Padahal batas normal Pb alami di tanah hanya 40 mg per kilogram tanah. Hal tersebut bisa terjadi karena selama lebih dari 30 tahun desa tersebut dijadikan pengolahan residu aki basah.

Aki tersebut akan dijadikan residu untuk diambil timbal kering dengan cara dibakar. Semua proses tersebut sayangnya tidak diolah dengan cara yang aman dan tidak memakai perlengkapan kesehatan.

Sehingga sisa limbah hanya dibiarkan mengalir masuk ke dalam tanah dan mempengaruhi kualitas tekstur tanah serta air tanah.

Genosida Ekologi

Seorang anak duduk bersila di depan rumah, dengan tangan gemetar dan kualahan dalam memegang sendok makannya.

"Itu namanya 'tremors' dan 'down syndrom', dampak dari timbal," kata Alfred berbisik berusaha untuk menjaga perasaan dari penderita.

Ia menunjukkan posisi rumah anak tersebut berada tepat di samping menara berbentuk tabung menjulang setinggi 20 meter dan lebar sekitar 6 meter.

"Itu pusat residu aki di bakar, kami sudah menghentikannya walau pun agak terlambat untuk menghindari korban," tuturnya.

Ia membenarkan, bahwa anak yang duduk di dekat ruang pembakaran tersebut adalah korban dari dampak timbal (Pb) dalam jangka lama.

Selain gejala visual tersebut, timbel bisa menyebabkan penyakit ispa, paru-paru, autis, anemia, lemah tulang dan kematian.
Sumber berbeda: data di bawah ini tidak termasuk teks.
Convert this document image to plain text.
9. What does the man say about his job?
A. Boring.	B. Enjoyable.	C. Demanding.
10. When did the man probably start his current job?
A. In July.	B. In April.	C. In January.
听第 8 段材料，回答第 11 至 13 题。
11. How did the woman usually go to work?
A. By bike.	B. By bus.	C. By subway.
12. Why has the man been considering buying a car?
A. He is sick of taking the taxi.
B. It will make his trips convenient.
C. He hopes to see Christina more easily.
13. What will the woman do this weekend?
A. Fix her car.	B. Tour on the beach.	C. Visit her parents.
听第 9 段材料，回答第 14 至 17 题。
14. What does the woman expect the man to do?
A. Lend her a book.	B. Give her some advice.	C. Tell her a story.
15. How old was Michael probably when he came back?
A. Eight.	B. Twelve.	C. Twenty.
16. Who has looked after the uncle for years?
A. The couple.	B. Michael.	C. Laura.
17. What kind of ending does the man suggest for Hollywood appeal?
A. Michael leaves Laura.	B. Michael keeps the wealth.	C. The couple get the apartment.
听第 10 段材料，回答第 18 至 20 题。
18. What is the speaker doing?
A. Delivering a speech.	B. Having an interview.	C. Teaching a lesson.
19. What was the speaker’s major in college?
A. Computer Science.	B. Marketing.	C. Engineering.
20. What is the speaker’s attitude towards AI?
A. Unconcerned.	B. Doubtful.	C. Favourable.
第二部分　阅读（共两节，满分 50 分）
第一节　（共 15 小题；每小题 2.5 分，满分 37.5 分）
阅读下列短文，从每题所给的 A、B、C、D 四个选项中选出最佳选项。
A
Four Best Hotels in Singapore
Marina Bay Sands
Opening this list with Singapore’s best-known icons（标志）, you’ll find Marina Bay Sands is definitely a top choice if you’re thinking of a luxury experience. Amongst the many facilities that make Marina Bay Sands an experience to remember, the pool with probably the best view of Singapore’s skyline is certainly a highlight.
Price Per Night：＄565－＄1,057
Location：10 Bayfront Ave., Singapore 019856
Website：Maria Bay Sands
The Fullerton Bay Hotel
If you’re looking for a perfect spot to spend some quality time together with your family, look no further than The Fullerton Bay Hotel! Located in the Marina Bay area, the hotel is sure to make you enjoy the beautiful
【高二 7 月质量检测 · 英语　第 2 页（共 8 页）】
Timbel merupakan Plumbum (Pb) atau timah hitam, adalah logam berat berbahaya dan beracun. Berwarna abu-abu dan tidak dibutuhkan oleh tubuh. Sifatnya mudah dilelehkan dan dibentuk, tidak berkarat serta mempercepat pengeringan.

Gejala-gejala teracuni timbel adalah kram perut, kolik, sembelit, mual-mual, muntah serta terasa lesu. Gangguan pada orang dewasa adalah penurunan kemampuan reproduksi, kelahiran prematur, hipertensi, jantung, sistem syaraf terganggu, daya ingat menurun drastis, lemah otot serta kerusakan ginjal.

"Banyak orang akan meninggal jika keadaan ekologi tidak diperbaiki, karena pencemaran sudah tahap pada udara dan aliran air tanah," katanya.

Namun, sekarang daerah Cinangka sudah memasuki tahap pemulihan, serta banyak penduduk sudah menyadari kerugian tersebut.